My encoding pipeline

mol_one = mol3d_list[0]
data = mol_to_graph_data_obj_simple_3D(mol_one)[0]
data.x = data.x.float()[:, :118]
data.edge_index = radius_graph(data.positions, r=5.0, loop=False)
bt = Batch.from_data_list([data]).to('cuda')
with torch.no_grad():
        emb_3d = encoder_3d_instance(bt.x, bt.positions, bt.edge_index, bt.batch, True)[1].to('cpu')

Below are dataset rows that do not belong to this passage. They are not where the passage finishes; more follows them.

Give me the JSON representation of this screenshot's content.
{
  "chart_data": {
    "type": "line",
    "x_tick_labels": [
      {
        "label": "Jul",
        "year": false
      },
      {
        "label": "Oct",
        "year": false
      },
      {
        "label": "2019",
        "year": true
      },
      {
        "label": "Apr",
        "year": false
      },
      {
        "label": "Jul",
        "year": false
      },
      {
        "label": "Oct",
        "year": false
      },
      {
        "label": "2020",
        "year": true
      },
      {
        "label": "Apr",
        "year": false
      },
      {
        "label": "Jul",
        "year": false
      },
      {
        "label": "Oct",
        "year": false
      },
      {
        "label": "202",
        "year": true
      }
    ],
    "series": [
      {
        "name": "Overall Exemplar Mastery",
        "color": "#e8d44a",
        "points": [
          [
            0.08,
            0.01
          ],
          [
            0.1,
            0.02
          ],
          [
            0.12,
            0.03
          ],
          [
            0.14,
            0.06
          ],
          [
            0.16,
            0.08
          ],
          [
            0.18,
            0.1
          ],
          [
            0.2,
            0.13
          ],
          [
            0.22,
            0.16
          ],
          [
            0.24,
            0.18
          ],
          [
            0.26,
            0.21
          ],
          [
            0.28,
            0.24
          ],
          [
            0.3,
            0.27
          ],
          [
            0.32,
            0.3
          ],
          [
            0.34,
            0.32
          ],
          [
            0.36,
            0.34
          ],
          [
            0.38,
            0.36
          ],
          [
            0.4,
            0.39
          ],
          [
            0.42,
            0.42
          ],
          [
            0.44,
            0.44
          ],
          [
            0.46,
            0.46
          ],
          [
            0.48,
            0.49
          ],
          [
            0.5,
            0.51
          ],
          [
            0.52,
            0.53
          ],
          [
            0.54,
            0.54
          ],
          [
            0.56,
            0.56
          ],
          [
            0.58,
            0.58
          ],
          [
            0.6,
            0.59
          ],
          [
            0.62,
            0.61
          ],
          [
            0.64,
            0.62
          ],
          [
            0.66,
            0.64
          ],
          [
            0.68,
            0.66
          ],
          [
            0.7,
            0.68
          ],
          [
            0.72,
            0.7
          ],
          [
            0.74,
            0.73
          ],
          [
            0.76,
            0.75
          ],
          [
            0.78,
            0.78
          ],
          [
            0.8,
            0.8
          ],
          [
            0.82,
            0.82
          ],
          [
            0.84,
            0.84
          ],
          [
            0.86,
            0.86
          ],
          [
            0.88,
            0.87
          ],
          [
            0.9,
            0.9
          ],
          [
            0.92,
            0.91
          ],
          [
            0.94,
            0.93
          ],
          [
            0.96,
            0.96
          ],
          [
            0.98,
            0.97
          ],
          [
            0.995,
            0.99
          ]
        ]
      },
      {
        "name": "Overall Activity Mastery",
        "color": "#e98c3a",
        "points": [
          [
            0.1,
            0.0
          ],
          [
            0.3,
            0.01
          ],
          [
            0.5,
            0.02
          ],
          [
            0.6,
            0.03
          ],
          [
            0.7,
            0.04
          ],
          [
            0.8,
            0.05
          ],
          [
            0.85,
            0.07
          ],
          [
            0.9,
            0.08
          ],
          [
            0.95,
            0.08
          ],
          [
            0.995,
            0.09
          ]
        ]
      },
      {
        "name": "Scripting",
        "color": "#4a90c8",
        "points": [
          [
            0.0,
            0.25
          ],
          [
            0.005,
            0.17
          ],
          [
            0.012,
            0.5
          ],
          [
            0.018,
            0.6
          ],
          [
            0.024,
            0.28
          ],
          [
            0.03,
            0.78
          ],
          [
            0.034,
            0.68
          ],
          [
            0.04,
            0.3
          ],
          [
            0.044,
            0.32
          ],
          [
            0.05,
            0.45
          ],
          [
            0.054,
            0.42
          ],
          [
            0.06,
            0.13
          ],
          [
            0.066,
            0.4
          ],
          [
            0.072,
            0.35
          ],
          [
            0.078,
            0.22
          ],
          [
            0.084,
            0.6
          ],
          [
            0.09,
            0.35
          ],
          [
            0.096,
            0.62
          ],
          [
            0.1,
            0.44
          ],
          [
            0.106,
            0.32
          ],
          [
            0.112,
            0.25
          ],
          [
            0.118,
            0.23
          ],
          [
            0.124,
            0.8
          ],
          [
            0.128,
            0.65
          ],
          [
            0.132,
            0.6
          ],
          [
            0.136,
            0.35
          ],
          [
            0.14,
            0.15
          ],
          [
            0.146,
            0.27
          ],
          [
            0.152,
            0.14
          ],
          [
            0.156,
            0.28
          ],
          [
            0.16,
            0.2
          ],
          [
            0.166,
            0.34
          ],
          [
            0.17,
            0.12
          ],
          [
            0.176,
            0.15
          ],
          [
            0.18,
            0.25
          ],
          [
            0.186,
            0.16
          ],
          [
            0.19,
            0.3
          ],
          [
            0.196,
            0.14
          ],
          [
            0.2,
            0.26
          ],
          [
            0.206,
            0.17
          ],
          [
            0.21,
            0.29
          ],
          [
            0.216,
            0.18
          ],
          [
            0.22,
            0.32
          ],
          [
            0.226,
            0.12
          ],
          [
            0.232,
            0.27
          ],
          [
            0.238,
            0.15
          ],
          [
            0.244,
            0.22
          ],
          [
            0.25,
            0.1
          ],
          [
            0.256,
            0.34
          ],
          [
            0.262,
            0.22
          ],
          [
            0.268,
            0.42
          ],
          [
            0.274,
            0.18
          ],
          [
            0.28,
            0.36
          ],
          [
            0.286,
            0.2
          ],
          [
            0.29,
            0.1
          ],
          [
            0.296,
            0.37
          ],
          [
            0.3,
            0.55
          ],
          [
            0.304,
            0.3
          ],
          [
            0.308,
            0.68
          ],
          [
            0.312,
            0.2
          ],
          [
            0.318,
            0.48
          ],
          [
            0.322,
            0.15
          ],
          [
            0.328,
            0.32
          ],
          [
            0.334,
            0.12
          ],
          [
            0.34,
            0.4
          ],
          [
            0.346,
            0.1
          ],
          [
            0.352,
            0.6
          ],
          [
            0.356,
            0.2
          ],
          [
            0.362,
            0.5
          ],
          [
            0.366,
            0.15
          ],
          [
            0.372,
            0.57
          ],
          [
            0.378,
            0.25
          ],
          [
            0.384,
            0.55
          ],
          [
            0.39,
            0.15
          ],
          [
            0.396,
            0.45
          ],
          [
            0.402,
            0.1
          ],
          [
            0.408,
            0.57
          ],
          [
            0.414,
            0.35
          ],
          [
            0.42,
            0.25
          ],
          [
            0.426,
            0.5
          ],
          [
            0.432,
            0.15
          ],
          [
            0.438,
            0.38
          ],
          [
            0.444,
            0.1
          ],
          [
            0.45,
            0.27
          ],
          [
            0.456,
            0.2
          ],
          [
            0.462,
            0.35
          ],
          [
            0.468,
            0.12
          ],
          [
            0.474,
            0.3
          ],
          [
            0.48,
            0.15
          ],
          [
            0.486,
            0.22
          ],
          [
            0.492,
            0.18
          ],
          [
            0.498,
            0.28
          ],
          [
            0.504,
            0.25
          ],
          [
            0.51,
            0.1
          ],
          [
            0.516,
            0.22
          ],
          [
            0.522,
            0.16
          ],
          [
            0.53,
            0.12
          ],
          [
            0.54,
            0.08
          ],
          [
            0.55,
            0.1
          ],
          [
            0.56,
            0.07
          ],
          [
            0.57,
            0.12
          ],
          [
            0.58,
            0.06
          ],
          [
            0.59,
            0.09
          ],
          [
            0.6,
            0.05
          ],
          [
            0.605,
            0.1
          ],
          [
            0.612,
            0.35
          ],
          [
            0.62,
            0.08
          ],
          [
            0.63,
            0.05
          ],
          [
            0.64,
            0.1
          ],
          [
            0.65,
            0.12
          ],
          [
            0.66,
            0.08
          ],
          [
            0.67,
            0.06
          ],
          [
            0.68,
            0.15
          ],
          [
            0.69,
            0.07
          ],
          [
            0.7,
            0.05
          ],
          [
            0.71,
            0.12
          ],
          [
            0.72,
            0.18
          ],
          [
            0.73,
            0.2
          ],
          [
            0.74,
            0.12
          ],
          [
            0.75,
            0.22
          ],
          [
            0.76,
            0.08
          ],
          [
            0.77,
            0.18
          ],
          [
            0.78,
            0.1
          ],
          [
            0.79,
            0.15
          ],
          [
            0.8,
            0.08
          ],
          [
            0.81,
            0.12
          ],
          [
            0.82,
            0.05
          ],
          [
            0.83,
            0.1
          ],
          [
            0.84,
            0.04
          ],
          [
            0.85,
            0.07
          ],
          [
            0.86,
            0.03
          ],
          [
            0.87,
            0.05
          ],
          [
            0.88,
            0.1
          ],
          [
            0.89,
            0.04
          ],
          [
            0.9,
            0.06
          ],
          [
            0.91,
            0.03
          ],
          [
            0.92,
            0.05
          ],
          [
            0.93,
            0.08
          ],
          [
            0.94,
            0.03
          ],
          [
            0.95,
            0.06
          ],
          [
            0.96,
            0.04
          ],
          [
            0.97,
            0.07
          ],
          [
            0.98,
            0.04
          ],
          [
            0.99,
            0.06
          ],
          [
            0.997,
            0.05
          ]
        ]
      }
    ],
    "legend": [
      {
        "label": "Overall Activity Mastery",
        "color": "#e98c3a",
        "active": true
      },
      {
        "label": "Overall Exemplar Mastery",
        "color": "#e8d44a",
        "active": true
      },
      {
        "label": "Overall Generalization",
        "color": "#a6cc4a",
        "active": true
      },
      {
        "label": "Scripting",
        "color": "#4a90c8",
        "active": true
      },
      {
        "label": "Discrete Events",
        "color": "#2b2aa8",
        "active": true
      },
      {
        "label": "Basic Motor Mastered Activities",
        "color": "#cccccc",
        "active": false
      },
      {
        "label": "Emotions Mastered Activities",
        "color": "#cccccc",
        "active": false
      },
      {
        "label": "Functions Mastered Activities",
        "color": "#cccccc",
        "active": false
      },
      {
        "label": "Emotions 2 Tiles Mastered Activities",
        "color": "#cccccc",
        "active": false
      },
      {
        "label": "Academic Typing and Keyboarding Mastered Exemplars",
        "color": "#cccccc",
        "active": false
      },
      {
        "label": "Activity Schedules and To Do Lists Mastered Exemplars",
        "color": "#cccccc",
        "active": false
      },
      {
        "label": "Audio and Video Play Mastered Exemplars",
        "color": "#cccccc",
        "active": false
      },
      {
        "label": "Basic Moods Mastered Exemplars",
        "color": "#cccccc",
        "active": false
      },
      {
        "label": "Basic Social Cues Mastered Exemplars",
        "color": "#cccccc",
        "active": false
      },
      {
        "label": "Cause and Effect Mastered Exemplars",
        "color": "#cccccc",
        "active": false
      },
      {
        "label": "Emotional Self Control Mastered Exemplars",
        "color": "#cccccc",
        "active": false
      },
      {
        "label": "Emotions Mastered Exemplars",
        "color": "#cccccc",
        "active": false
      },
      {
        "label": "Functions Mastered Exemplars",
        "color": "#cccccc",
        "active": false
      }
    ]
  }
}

I exported the full snippet for reference: visualization.ipynb.pdf

In any case thanks again for your great work and the rapid response to all the issues that have been raised!!!!!!!!

[yyou1996]

Thanks for your comments. We do need to say that the 3D AE is far from ideal compared to 2D AE, as shown in Table 1 RMSE is 0.69. So the current performance bottleneck is more on the 3D part, as you correctly understand.

The reversibility you mention is very interesting. It basically saying that Enc(Dec(Enc(G))) and Enc(G) have non-trivial mismatch error for the 3D features. I haven't checked from this perspective but it does not surprise me that much, considering I indeed thought the 3D AE's quality can be further improved.

[yryMax]

Thank you so much for your response! Sorry to bother you again. I am currently trying to recover the z_sample from generated smiles and conformers and this is really important to me.

Do you think it's feasible to write an inverse method manually of the 2d/3d decoder currently used? (For example we can have DDIM and DDIM-inverse, For ddpm sampler it's not feasible because there is randomization when forwarding)

I am not a researcher in this field and lack domain knowledge, so this may be a stupid question. But if it's feasible I am gonna look into the details in your paper and implementation and try to implement the inversion, otherwise I won't waste my time in it and I will try to find other methods.

Again I appreciate your great work and your patience

[yyou1996]

In my view it is feasible. 2D thing is already there, and 3D might need some efforts to make it works.